Network connectivity on an iOS device may transition between cellular, WIFI, or no network connectivity. This document describes how these network changes should be handled by gRPC and current known issues.
The expected gRPC iOS channel and network transition behaviors are:
- Channel connection to a particular host is established at the time of starting the first call to the channel and remains connected for future calls to the same host.
- If the underlying connection to the remote host is broken, the channel is disconnected and enters TRANSIENT_FAILURE state.
- A channel is broken if the channel connection is no longer viable. This
happens when
- The network interface is no longer available, e.g. WiFi or cellular interface is turned off or goes offline, airplane mode turned on, etc;
- The underlying TCP connection is no longer valid, e.g. WiFi connects to another hotspot, cellular data switched from LTE to 4G, etc;
- A network interface more preferable by the OS is valid, e.g. WiFi gets connected when the channel is already connected via cellular.
- A channel in TRANSIENT_FAILURE state attempts reconnection on start of the
next call to the same host, but only after a certain backoff period (see
corresponding
doc).
During the backoff period, any call to the same host will wait until the
first of the following events occur:
- Connection succeeded; calls will be made using this channel;
- Conncetion failed; calls will be failed and return UNAVAILABLE status code;
- The call's deadline is reached; the call will fail and return DEADLINE_EXCEEDED status code. The length of backoff period of a channel is reset whenever a connection attempt is successful.
gRPC's default implementation is to use TCP sockets for networking. It turns out that although Apple supports this type of usage, it is not recommended by Apple and has some issues described below.

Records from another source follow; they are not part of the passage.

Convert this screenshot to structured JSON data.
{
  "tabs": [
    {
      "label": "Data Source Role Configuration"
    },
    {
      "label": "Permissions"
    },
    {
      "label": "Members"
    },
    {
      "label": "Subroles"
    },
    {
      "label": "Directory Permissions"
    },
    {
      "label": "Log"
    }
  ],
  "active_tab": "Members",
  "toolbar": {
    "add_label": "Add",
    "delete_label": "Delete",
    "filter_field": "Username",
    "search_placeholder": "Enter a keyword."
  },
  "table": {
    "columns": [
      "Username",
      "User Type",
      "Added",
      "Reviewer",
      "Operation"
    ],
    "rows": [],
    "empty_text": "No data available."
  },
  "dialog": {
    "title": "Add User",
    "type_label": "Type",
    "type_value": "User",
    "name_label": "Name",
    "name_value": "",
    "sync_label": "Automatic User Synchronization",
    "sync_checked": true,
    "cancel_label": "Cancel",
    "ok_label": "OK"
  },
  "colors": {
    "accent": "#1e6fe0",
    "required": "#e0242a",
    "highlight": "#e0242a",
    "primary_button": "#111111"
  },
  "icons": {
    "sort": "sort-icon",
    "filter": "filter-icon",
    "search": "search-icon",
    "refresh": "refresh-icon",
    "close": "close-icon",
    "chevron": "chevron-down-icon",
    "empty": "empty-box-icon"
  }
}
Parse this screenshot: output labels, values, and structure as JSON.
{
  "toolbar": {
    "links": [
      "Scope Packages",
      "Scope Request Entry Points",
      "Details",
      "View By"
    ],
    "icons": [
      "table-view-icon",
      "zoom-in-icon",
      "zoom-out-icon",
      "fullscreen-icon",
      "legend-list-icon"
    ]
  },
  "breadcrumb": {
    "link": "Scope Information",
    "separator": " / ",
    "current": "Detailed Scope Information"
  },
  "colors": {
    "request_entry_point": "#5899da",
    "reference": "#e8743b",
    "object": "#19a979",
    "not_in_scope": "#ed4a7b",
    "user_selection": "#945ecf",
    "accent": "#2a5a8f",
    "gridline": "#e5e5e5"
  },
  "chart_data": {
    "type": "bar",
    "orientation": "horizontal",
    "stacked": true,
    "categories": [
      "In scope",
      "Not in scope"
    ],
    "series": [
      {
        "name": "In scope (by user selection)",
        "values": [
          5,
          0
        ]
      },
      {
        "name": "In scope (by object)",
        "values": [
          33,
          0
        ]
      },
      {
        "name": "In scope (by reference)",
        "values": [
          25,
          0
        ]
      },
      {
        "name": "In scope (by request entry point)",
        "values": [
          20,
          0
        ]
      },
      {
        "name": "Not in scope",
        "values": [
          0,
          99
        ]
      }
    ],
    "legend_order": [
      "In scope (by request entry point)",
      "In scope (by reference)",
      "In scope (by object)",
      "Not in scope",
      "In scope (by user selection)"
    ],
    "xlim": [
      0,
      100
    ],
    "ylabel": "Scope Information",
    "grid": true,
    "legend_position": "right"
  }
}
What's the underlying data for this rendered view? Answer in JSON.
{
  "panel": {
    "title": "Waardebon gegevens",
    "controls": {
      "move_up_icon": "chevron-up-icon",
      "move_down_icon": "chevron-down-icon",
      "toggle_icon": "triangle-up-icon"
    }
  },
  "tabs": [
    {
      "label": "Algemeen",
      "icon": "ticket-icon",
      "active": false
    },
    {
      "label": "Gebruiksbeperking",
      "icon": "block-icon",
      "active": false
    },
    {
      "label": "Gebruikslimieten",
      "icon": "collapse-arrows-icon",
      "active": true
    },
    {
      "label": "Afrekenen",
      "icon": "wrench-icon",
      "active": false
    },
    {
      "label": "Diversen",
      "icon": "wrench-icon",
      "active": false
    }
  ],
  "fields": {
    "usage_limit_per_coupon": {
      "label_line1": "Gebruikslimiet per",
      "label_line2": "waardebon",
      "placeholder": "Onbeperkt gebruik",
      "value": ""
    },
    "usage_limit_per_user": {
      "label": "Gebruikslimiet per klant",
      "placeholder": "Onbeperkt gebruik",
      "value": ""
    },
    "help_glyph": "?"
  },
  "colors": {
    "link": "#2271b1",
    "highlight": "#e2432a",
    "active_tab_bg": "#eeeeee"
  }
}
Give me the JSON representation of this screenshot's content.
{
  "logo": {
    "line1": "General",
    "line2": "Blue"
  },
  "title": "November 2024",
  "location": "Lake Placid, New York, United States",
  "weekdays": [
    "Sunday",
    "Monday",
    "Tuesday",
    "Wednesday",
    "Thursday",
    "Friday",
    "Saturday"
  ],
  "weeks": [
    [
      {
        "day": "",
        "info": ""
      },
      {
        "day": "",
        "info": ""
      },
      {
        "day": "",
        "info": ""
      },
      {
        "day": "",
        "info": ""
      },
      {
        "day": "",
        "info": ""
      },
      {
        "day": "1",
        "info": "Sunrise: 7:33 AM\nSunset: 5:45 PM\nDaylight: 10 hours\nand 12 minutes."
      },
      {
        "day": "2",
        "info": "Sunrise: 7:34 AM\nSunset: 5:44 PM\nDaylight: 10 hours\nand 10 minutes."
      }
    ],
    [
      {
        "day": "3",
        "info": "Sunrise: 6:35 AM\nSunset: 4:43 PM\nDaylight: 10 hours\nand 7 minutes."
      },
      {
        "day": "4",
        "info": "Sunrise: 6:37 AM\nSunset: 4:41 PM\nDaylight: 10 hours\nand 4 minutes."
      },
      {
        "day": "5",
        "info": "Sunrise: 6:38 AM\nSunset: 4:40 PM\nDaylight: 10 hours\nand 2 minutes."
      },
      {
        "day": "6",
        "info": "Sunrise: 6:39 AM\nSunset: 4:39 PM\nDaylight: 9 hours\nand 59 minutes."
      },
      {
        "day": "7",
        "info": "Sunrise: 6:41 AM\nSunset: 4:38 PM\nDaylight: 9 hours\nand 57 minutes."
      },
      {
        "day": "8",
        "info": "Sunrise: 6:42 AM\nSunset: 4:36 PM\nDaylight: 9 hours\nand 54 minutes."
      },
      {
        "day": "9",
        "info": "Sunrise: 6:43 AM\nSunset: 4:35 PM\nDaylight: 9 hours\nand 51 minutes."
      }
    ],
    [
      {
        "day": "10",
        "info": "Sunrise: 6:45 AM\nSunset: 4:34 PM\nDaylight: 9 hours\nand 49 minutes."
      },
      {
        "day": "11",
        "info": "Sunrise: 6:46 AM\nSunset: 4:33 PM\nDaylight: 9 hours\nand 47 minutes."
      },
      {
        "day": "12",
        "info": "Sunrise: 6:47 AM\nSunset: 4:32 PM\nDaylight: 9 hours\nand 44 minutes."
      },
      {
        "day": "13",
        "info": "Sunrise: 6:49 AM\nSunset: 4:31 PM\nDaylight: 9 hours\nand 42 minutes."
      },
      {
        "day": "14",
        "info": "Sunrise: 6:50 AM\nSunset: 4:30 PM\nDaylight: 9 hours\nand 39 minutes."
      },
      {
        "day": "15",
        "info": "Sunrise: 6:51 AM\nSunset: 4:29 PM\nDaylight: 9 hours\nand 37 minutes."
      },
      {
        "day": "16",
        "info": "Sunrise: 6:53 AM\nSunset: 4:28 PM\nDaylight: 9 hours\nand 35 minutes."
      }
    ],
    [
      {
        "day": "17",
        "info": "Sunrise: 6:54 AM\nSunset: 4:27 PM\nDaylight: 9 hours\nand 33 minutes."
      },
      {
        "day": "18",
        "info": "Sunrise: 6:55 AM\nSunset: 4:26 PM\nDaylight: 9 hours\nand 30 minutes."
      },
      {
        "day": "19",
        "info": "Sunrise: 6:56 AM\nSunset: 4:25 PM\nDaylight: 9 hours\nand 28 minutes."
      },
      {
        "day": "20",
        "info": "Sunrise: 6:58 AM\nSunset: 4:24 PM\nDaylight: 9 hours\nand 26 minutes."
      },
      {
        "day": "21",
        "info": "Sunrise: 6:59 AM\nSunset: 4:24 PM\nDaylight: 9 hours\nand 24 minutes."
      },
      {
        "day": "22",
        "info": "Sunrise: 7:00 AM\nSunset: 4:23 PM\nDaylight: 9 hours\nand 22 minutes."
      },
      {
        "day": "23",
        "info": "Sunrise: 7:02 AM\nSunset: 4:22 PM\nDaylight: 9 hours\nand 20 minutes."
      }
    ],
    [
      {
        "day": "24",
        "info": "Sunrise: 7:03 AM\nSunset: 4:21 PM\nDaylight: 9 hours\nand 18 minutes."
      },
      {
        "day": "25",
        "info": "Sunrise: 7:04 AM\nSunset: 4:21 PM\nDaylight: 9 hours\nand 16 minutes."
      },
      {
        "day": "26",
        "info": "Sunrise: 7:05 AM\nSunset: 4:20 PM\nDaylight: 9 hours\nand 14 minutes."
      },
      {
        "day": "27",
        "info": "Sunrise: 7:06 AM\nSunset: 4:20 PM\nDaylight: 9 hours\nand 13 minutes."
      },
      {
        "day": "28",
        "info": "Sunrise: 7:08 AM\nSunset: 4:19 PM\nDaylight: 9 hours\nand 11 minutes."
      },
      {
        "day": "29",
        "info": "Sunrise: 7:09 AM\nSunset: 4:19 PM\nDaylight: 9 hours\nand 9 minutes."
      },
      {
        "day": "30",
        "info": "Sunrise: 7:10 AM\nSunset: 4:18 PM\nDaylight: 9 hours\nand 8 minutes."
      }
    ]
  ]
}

The TCP sockets on iOS is flawed in that it does not reflect the viability of the channel connection. Particularly, we observed the following issues when using TCP sockets:
- When a TCP socket connection is established on cellular data and WiFi becomes available, the TCP socket neither return an error event nor continue sending/receiving data on it, but still accepts write on it.
- A TCP socket does not report certain events that happen in the background. When a TCP connection breaks in the background for the reason like WiFi connects to another hotspot, the socket neither return an error nor continue sending/receiving data on it, but still accepts write on it. In both situations, the user will see the call hang for an extended period of time before the TCP socket times out.
We introduced
ConnectivityMonitor
in gRPC iOS library v0.14.0 to alleviate these issues in TCP sockets,
which changes the network transition behaviors a bit.
We classify network connectivity state of the device into three categories
based on flags obtained from SCNetworkReachability
API:
Reachable | ConnectionRequired | IsWWAN | Category |
---|---|---|---|
0 | X | X | None |
X | 1 | X | None |
1 | 0 | 0 | WiFi |
1 | 0 | 1 | Cellular |
Whenever there is a transition of network between two of these categories, all
previously existing channels are assumed to be broken and are actively
destroyed. If there is an unfinished call, the call should return with status
code UNAVAILABLE
.
ConnectivityMonitor
is able to detect the scenario of the first issue above
and actively destroy the channels. However, the second issue is not resolvable.
To solve that issue the best solution is to switch to CFStream implementation
which eliminates all of them.
gRPC iOS with CFStream implementation (introduced in v1.13.0) uses Apple's networking API to make connections. It resolves the issues with TCP sockets mentioned above. Users are recommended to use this implementation rather than TCP socket implementation. The detailed behavior of streams in CFStream is not documented by Apple, but our experiments show that it accords to the expected behaviors. With CFStream implementation, an event is always received when the underlying connection is no longer viable. For more detailed information and usages of CFStream implementation, refer to the user guide.